Ce sont surtout les performances de Diego Costa en Copa del Rey qui sont très satisfaisantes. En effet, il termine meilleur buteur de la compétition avec 8 buts en 8 matchs dont l’égalisation au Santiago Bernabeu en finale contre le Real Madrid. Les colchoneros remportent cette Coupe du Roi dans les prolongations (victoire 2-1) et font le doublé après avoir remporté la Supercoupe d’Europe face à un Chelsea (4-1) en début de saison.

« Bref, monsieur Costa, la prochaine fois, tes bruits de singe, tu les garderas.. » Geoffrey Kondogbia sur son Twitter après avoir été exclu lors de Séville-Atletico en Coupe du Roi.

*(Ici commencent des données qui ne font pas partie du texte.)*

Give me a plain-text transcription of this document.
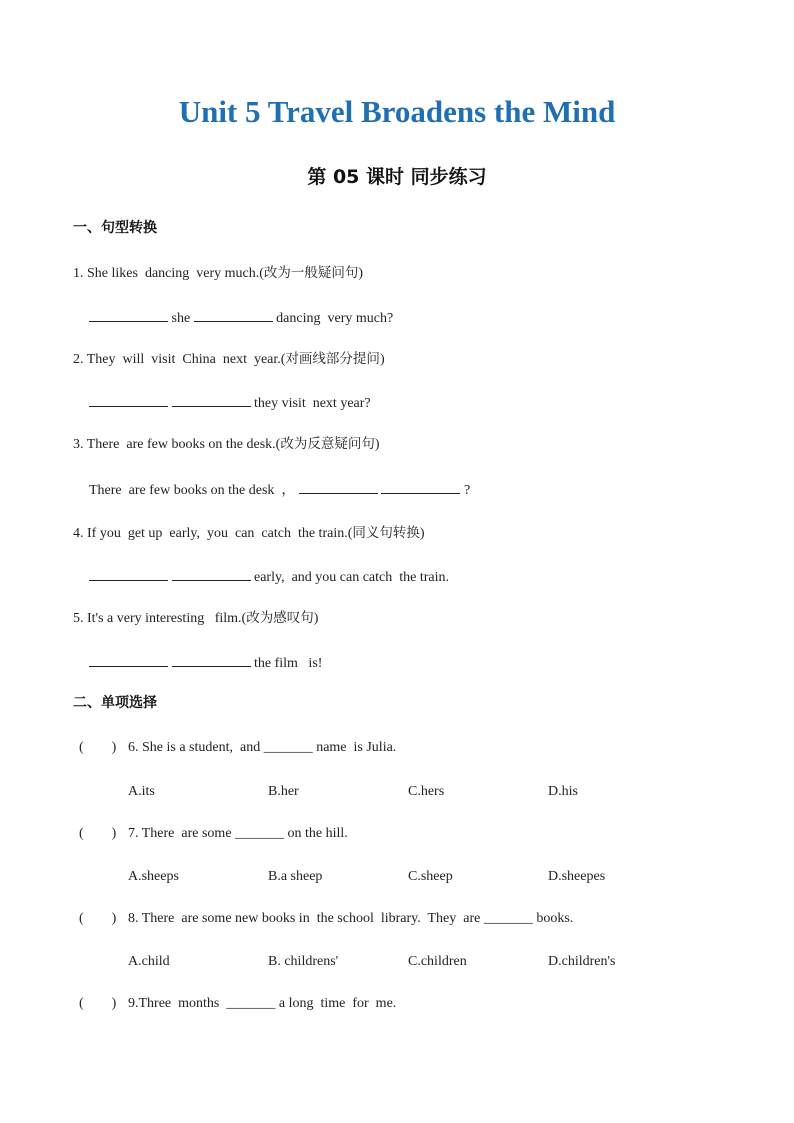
Unit 5 Travel Broadens the Mind
第 05 课时 同步练习
一、句型转换
1. She likes  dancing  very much.(改为一般疑问句)
she	dancing  very much?
2. They  will  visit  China  next  year.(对画线部分提问)
they visit  next year?
3. There  are few books on the desk.(改为反意疑问句)
There  are few books on the desk  ，	?
4. If you  get up  early,  you  can  catch  the train.(同义句转换)
early,  and you can catch  the train.
5. It's a very interesting   film.(改为感叹句)
the film   is!
二、单项选择
(        ) 6. She is a student,  and _______ name  is Julia.
A.its	B.her	C.hers	D.his
(        ) 7. There  are some _______ on the hill.
A.sheeps	B.a sheep	C.sheep	D.sheepes
(        ) 8. There  are some new books in  the school  library.  They  are _______ books.
A.child	B. childrens'	C.children	D.children's
(        ) 9.Three  months  _______ a long  time  for  me.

2013-2014 : une nouvelle dimension

1222552-25502942-1600-900La saison 2013-2014 est incontestablement la meilleure pour le buteur brésilien (pas pour longtemps). Il profite du départ de Radamel Falcao vers l’AS Monaco pour 60M€ pour s’imposer définitivement dans l’attaque des colchoneros. Doté d’une grosse marge de progression, Diego Costa franchit un cap lors de cette saison. Il marque 27 buts en 32 matchs de Liga dont un au Santiago Bernabeu pour une victoire (0-1) de l’équipe de Diego Simeone. D’ailleurs, lors de ce derby, on ne change pas les bonnes habitudes. Le début de saison de Diego Costa est très fort : il marque 19 buts lors des 17 premières journées du championnat espagnol, ce qui le propulse en tête du cassement des buteurs devant Cristiano Ronaldo (qui sera finalement Pichichi avec 31 buts) et Lionel Messi. Il brille aussi en Ligue des Champions en marquant 8 buts en 9 matchs de la plus prestigieuse des compétitions européennes. Pas mal pour une première campagne. D.Costa marque notamment lors des 1/8 de finale contre l’AC Milan (5-1 en tout pour l’Atleti) et à Stamford Bridge contre sa future équipe (3-1 sur l’ensemble de la demie-finale pour Atletico de Madrid). Cette saison est historique pour l’Atletico de Madrid. En effet, l’équipe d’El Cholo gagnera la Liga avec notamment une immense régularité et une force collective impressionnante. Chaque week-end, on a pensé que l’équipe allait lâcher, perdre des points et donc se faire dépasser au classement. Il n’en est rien. La Ligue des Champions est aussi à Madrid, mais au Real, pour quelques minutes près.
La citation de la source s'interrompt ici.